Patienten mit akuten Symptomen sollten intravenös Calcium erhalten in Form von Calcium-Gluconat. Eine Hypomagnesiämie sollte zeitgleich behoben werden. Bei Patienten mit chronischer Niereninsuffizienz ist die Magnesium-Zufuhr zu monitorisieren, da überschüssiges Magnesium nicht ausgeschieden werden kann.
Bei Patienten mit schwerer Hyperphosphatämie sollte der Fokus auf die Phosphat-Korrektur gelegt werden.
Eine chronische Hypocalciämie wird mit oraler Calciumgabe behandelt, ggfs. ergänzt mit Vitamin-D. Ziel ist ein Calcium von >2.0mmol/l, die meisten Patienten sind ab diesem Spiegel asymptomatisch.

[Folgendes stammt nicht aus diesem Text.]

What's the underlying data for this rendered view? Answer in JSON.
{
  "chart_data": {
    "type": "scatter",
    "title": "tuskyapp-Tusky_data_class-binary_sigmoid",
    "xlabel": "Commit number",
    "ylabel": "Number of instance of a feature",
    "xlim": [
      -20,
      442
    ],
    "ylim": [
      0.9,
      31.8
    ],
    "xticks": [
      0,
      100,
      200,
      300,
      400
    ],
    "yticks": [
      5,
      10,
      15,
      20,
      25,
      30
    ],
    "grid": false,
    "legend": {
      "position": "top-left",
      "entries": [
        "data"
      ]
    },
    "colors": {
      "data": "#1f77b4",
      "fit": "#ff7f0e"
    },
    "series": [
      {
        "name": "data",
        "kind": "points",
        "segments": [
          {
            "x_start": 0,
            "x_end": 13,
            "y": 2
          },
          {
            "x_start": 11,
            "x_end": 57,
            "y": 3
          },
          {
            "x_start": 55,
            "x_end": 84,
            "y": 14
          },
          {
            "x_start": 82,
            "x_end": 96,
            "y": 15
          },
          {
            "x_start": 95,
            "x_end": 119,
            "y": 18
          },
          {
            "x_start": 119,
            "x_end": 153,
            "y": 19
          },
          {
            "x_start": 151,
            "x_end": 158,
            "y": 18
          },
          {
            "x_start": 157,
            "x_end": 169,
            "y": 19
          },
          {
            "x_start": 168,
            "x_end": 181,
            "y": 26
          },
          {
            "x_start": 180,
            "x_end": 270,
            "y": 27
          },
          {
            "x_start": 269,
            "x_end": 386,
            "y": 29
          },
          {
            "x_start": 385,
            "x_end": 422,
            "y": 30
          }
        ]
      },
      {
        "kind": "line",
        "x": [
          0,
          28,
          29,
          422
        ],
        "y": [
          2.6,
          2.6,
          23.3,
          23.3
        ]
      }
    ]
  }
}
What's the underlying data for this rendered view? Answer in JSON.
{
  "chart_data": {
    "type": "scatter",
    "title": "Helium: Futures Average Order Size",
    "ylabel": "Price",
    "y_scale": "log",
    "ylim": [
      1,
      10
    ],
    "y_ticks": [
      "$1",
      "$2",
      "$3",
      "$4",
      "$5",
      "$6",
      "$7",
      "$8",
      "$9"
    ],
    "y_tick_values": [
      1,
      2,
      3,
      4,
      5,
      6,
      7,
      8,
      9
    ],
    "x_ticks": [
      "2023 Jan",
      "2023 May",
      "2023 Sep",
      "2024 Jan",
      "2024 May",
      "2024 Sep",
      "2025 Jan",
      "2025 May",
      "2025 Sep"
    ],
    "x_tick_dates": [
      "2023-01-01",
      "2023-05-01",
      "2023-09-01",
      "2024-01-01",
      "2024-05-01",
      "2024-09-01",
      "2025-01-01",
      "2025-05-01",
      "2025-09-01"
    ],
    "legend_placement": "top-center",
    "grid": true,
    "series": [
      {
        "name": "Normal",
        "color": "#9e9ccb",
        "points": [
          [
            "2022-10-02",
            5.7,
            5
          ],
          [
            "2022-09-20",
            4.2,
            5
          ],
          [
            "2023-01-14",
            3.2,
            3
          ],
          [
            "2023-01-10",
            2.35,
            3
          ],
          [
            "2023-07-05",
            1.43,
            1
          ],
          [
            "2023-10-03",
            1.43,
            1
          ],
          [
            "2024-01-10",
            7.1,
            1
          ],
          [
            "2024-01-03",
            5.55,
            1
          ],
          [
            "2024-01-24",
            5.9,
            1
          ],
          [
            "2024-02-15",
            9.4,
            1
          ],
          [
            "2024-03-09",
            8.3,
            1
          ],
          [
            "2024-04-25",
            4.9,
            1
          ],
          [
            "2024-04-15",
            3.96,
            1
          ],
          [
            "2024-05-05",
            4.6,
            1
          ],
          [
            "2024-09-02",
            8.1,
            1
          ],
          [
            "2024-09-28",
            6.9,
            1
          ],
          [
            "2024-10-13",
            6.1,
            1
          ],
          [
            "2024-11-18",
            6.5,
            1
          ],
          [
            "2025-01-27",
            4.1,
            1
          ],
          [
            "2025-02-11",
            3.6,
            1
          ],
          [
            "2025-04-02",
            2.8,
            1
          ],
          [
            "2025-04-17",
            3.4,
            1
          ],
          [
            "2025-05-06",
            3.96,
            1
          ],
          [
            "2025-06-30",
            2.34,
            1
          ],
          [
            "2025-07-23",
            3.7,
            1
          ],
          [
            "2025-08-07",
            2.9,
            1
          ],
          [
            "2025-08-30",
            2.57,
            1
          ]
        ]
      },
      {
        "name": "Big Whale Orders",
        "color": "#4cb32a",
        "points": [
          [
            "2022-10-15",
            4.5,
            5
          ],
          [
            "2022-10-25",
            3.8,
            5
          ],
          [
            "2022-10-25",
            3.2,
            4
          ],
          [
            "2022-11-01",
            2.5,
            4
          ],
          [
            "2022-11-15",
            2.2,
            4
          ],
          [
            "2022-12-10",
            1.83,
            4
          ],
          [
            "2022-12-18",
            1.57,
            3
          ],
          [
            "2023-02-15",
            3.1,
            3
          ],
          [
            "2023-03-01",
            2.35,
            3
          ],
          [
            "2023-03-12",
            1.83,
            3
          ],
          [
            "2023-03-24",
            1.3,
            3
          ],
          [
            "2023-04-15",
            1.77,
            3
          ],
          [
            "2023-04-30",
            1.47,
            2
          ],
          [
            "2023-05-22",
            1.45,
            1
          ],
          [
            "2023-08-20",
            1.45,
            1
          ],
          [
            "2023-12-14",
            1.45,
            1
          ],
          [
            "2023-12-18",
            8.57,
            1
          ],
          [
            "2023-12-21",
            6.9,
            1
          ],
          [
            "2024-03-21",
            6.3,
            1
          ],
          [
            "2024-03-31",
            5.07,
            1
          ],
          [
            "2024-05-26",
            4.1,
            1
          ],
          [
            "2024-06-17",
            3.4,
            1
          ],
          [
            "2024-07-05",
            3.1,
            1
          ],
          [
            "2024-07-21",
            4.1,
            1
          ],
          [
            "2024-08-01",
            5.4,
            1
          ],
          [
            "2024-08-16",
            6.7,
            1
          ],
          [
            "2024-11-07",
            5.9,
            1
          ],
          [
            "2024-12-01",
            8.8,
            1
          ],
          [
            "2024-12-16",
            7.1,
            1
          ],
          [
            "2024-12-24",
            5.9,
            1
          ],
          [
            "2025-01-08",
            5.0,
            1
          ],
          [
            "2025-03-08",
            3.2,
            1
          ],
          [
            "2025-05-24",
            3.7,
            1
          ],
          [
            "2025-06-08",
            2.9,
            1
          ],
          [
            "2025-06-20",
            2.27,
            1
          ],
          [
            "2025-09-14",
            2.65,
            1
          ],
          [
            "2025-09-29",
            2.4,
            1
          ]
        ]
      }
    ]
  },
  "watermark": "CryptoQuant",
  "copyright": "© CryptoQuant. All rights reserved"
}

Eine zu hohe Calcium-Zufuhr verursacht eine Hypercalciurie mit dem Risiko für eine Nephrocalcinosis, Nephrolithiasis oder renaler Störung.

Dr. med. Mirjam Faulenbach

Hormon Zentrum Zürich
Witellikerstrasse 36
8008 Zürich

mfaulenbach@hin.ch

Die Autorin hat von NovoNordisk, Ipsen, Bayer, Novartis und Sandoz Sponsorenbeiträge für Fortbildungsveranstaltungen erhalten.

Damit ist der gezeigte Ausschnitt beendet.